Der Bericht auf Spiegel online lässt einem gleich zu Beginn das kalte Kotzen kommen: „Es war ein ordentliches Taschengeld für die zwei minderjährigen Söhne von Georg Winter: Jeweils rund 45.000 Euro erhielten sie von dem bayerischen CSU-Landtagsabgeordneten in der Zeit von 2000 bis 2012. Das Geld floss auf Kosten des Steuerzahlers.“

Und wenn dann schon in der Einleitung steht, es wären „vor allem Christsoziale, die noch kurz vor dem Verbot entsprechende Verträge mit Angehörigen abschlossen.
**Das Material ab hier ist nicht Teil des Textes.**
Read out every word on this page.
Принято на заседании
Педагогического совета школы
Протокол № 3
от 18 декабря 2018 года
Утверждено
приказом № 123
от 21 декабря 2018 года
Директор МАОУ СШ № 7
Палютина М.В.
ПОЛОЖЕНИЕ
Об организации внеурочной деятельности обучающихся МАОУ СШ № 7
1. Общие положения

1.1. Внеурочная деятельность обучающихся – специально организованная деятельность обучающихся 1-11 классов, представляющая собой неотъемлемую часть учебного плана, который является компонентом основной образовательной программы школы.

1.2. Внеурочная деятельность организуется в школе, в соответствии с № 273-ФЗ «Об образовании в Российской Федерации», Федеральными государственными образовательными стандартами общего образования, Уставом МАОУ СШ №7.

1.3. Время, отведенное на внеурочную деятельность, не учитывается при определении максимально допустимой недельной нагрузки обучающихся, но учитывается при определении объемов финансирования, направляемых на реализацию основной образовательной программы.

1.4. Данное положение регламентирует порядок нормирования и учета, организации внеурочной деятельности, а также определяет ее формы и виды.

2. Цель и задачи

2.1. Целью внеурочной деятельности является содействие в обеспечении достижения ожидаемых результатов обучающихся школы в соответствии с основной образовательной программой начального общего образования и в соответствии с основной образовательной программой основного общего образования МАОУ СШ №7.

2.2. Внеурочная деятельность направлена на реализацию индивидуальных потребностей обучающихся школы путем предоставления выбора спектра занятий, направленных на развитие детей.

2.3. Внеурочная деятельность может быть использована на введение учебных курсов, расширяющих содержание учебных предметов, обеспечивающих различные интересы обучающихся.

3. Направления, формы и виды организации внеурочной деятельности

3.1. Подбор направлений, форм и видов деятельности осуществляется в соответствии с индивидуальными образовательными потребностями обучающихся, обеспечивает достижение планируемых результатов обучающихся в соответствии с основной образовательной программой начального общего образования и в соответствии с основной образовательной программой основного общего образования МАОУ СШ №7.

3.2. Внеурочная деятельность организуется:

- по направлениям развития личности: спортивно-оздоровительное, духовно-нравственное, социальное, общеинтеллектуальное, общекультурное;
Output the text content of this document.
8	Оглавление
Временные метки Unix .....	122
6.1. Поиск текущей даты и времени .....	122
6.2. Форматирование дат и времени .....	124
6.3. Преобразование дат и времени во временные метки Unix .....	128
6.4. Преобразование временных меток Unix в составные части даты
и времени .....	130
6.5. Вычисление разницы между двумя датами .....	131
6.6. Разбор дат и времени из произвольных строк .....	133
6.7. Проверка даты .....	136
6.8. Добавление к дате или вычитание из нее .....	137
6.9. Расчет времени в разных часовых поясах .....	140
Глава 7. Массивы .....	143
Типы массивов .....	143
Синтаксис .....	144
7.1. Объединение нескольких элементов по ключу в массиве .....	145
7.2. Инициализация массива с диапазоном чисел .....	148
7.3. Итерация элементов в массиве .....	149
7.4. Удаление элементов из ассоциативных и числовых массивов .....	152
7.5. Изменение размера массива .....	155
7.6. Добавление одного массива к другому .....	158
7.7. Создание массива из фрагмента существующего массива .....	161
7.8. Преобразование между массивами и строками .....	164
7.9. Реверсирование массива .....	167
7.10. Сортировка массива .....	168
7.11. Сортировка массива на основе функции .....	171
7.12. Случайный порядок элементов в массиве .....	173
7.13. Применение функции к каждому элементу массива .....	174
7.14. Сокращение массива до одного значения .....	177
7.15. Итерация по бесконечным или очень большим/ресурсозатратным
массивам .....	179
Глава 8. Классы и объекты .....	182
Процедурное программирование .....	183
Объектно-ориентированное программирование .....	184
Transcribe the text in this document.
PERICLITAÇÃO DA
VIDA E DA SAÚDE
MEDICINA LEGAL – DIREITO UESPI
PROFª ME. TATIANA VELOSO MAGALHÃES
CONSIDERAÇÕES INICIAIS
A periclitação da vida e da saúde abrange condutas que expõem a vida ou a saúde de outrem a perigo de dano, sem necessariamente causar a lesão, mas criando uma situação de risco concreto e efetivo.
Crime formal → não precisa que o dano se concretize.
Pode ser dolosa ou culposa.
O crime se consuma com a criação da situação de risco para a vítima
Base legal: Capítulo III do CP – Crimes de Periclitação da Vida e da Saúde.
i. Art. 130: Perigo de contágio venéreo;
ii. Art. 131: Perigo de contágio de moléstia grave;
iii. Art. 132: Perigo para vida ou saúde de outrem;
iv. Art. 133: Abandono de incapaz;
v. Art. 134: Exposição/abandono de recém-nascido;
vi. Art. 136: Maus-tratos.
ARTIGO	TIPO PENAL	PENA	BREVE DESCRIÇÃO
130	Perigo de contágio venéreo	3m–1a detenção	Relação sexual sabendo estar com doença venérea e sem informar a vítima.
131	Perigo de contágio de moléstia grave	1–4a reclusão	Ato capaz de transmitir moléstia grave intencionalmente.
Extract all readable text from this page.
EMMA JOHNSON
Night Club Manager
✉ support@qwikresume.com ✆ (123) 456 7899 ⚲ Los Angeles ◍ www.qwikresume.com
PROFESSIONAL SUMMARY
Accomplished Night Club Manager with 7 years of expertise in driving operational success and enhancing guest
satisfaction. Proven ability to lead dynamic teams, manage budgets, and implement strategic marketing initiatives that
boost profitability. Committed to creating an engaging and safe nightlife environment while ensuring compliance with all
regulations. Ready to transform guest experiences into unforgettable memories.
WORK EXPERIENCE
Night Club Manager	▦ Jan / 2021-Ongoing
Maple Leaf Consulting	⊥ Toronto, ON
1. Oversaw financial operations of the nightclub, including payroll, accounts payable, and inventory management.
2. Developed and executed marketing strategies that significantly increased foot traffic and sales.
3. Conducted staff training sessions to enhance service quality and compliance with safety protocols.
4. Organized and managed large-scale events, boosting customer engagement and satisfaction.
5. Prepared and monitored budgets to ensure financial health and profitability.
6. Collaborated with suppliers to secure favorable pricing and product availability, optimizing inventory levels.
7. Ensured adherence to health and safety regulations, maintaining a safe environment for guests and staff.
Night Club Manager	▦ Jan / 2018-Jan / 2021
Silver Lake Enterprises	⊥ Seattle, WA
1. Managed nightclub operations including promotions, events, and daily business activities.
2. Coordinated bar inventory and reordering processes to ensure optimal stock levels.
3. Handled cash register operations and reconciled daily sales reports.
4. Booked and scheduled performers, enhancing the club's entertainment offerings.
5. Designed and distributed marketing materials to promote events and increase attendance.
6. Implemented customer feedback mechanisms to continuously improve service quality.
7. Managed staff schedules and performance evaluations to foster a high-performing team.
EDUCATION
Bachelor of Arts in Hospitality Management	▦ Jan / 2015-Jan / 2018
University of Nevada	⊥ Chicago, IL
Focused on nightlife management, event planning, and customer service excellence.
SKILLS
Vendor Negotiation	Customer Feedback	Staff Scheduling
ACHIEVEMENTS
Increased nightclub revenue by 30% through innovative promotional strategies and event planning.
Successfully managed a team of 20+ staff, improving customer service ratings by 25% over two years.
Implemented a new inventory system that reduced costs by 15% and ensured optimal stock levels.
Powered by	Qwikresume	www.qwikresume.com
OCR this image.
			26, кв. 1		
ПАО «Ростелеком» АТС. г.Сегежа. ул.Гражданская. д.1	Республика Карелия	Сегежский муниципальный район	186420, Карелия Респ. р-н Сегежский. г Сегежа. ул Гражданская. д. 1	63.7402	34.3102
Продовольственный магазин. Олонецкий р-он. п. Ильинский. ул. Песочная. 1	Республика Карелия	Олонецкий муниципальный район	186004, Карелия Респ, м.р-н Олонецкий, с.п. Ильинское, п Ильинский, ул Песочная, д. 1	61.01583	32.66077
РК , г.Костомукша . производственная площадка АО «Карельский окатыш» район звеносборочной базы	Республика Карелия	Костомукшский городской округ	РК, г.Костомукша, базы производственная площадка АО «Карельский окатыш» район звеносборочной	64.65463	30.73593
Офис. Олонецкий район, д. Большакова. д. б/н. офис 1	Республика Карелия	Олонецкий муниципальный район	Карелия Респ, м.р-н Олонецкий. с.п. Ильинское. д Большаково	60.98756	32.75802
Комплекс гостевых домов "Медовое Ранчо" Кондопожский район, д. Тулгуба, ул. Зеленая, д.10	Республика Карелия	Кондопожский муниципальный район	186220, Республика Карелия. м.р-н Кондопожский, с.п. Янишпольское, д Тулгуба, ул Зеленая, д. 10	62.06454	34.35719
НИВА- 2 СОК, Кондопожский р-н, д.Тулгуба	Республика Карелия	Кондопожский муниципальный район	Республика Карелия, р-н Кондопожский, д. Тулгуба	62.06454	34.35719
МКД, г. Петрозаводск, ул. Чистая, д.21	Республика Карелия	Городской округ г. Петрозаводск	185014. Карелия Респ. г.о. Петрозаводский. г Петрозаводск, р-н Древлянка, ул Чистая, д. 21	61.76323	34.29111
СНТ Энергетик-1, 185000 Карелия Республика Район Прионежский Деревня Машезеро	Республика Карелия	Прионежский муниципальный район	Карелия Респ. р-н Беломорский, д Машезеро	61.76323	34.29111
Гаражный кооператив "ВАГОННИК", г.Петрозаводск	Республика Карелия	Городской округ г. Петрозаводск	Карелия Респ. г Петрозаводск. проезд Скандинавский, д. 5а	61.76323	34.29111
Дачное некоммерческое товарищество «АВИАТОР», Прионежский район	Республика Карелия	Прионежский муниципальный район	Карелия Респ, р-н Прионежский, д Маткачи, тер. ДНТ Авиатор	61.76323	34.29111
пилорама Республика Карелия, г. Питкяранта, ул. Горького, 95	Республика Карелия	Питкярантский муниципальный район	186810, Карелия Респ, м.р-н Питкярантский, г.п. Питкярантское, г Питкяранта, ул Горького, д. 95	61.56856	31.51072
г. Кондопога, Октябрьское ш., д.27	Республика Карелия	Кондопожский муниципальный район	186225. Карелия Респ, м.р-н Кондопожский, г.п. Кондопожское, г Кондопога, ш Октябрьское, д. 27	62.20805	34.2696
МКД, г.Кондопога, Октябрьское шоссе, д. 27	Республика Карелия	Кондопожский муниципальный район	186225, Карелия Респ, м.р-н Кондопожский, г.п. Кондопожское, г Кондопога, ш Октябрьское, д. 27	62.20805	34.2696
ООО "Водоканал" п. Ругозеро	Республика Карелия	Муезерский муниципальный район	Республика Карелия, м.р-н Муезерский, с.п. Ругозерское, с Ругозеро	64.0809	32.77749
Den Wähler in Bayern kümmert es kaum – die Umfragewerte für die CSU sind blendend.„, dann beginnt man sich schon zu fragen, was für Menschen leben da in Bayern. Da haben offensichtlich Abgeordnete sich und ihre Familien auf Kosten des Steuerzahlers bereichert. Und selbst, wenn man selbst kein Steuerzahler ist, handelt es sich um Geld, dass anschließend für einen selbst und die Algemeinheit nicht mehr zur Verfügung steht.

Diese Abgeordneten haben recht deutlich gezeigt, dass ihnen ihr eigenes Wohl näher liegt als das ihres politischen Amtes und ihrer Wähler. Und genau diese lassen sich einfach so ins Gesicht spucken und sehen tatenlos zu wie Gemeinwohl und politisches Ansehen mit Füssen getreten werden und wählen weiter CSU? Liebe Freunde in Bayern, dann habt ihr es wohl auch nicht anders verdient.

Ebensolches gilt mit geringen Abstrichen auch für die SPD. Denn weder CSU noch SPD haben meines wissens auch nur ansatzweise darüber nachgedacht, freiwillig und vorgreifend entsprechende Transparenz zu schaffen oder die betroffenen „Abgeordneten“ aus ihrer Partei auszuschließen.